Of maiden names and man-haters


In a story about whether women should change their surname after marriage in the Guelph Mercury March 25, Andrea O’Reilly, director of York University’s Centre for Research on Mothering, said she doesn’t see a name-changing trend either way. “Most women change their name but many don’t,” she said. “Why? Because it is the normative. In Quebec where women by law keep their name, guess what? Most women keep their names. People do what is normalized in their culture. I think the more women do it, the more normal it will become.”
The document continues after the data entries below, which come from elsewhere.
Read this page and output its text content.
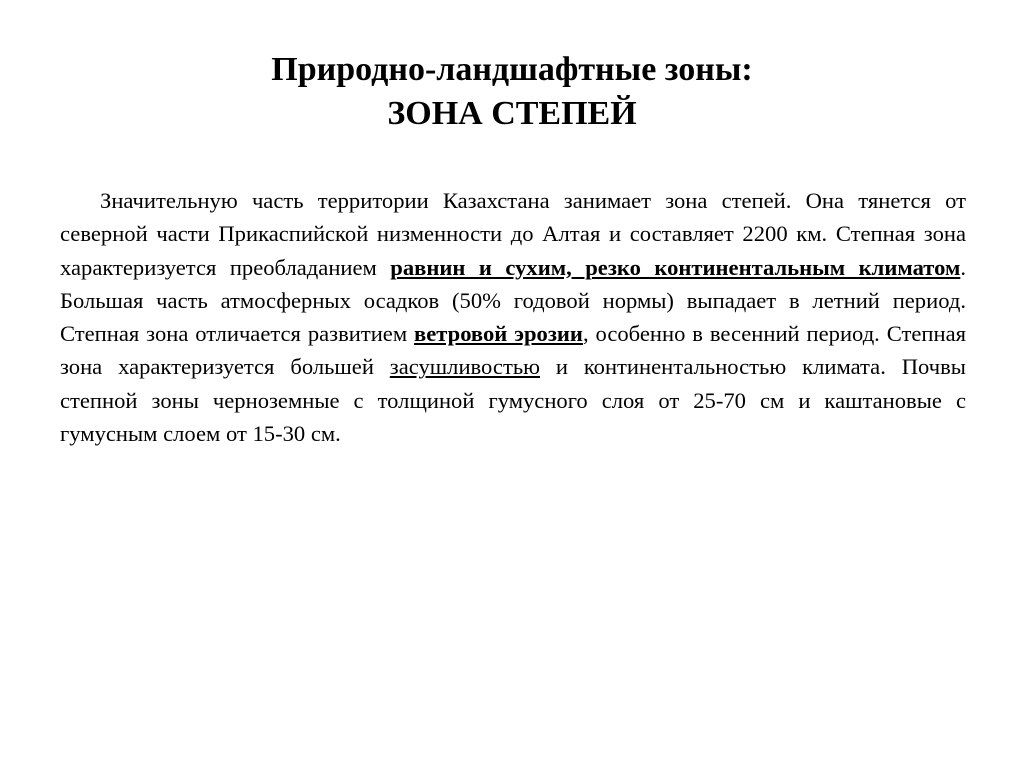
Природно-ландшафтные зоны:
ЗОНА СТЕПЕЙ

Значительную часть территории Казахстана занимает зона степей. Она тянется от северной части Прикаспийской низменности до Алтая и составляет 2200 км. Степная зона характеризуется преобладанием равнин и сухим, резко континентальным климатом. Большая часть атмосферных осадков (50% годовой нормы) выпадает в летний период. Степная зона отличается развитием ветровой эрозии, особенно в весенний период. Степная зона характеризуется большей засушливостью и континентальностью климата. Почвы степной зоны черноземные с толщиной гумусного слоя от 25-70 см и каштановые с гумусным слоем от 15-30 см.
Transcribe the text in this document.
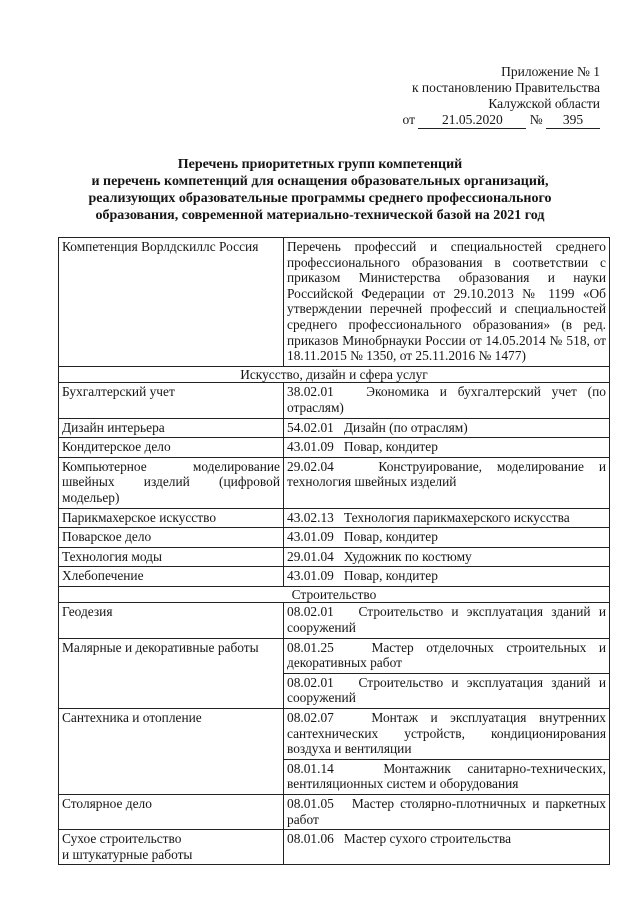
Приложение № 1
к постановлению Правительства
Калужской области
от 21.05.2020 № 395
Перечень приоритетных групп компетенций
и перечень компетенций для оснащения образовательных организаций,
реализующих образовательные программы среднего профессионального
образования, современной материально-технической базой на 2021 год
Компетенция Ворлдскиллс Россия	Перечень профессий и специальностей среднего профессионального образования в соответствии с приказом Министерства образования и науки Российской Федерации от 29.10.2013 № 1199 «Об утверждении перечней профессий и специальностей среднего профессионального образования» (в ред. приказов Минобрнауки России от 14.05.2014 № 518, от 18.11.2015 № 1350, от 25.11.2016 № 1477)
Искусство, дизайн и сфера услуг	
Бухгалтерский учет	38.02.01   Экономика и бухгалтерский учет (по отраслям)
Дизайн интерьера	54.02.01   Дизайн (по отраслям)
Кондитерское дело	43.01.09   Повар, кондитер
Компьютерное моделирование швейных изделий (цифровой модельер)	29.02.04   Конструирование, моделирование и технология швейных изделий
Парикмахерское искусство	43.02.13   Технология парикмахерского искусства
Поварское дело	43.01.09   Повар, кондитер
Технология моды	29.01.04   Художник по костюму
Хлебопечение	43.01.09   Повар, кондитер
Строительство	
Геодезия	08.02.01   Строительство и эксплуатация зданий и сооружений
Малярные и декоративные работы	08.01.25   Мастер отделочных строительных и декоративных работ
	08.02.01   Строительство и эксплуатация зданий и сооружений
Сантехника и отопление	08.02.07   Монтаж и эксплуатация внутренних сантехнических устройств, кондиционирования воздуха и вентиляции
	08.01.14   Монтажник санитарно-технических, вентиляционных систем и оборудования
Столярное дело	08.01.05   Мастер столярно-плотничных и паркетных работ
Сухое строительство
и штукатурные работы	08.01.06   Мастер сухого строительства
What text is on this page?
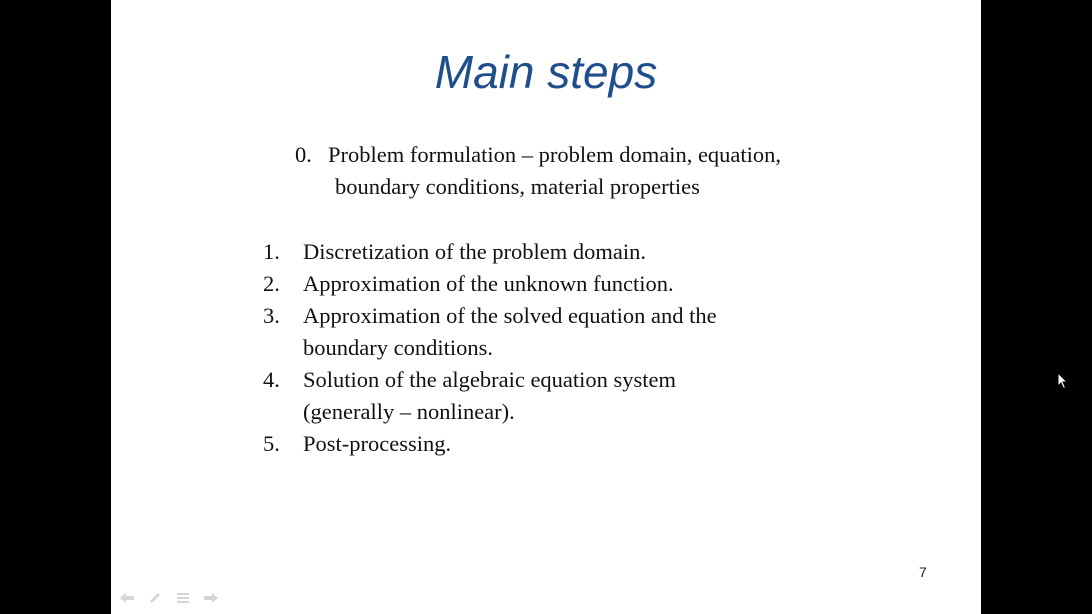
Main steps
0. Problem formulation – problem domain, equation,
boundary conditions, material properties
1.	Discretization of the problem domain.
2.	Approximation of the unknown function.
3.	Approximation of the solved equation and the
boundary conditions.
4.	Solution of the algebraic equation system
(generally – nonlinear).
5.	Post-processing.
7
A sound investment for guitar-strumming lawyer from York


York alumnus Garry Wise (LLB ‘84, BA ‘81) measures his words with care, reported the National Post March 25. Whether making his case before a judge or making music, strumming his vintage Martin M-36 guitar behind the mic in his home recording studio, his statements are meant to resonate. Specializing in family law and employment law, Wise sees parallels between his vocation and avocation. “Both require mental discipline to strike a chord with people,” he says. “When advocating on behalf of a client, I’m telling the story of their life. My songs are personal, but in all cases I try to convey a recognition of deep human experiences, describing a journey of life.” At the beginning of his 46-year journey, Wise says his first instrument was his sister’s ukulele. Later, he bought a $200 guitar and taught himself to play. After graduating from Osgoode Hall Law School, Wise continued composing, jamming with studio musicians and joining Ronnie Hawkins for summer concert gigs criss-crossing Ontario. “A great experience, because Hawkins has performed with the musical legends,” Wise said.


Middleton knows why we like junk food – it tastes so good


The president of the Canadian Medical Association thinks a fat tax on junk food could help fight obesity, reported the Calgary Sun March 27. There’s just one problem. We like sinful snacks better than celery sticks. “People know what’s better for them and what’s not so good for them,” points out Alan Middleton, marketing professor at York’s Schulich School of Business. “The problem is people like what’s not so good for them because, by and large, it tastes better,” he said. “So we try to eat healthy, but what we really like is the other stuff.”


On air



  • Tax expert Neil Brooks, professor at York’s Osgoode Hall Law School, was interviewed on CBC Radio (Fredericton) March 24 prior to a speech at the University of New Brunswick.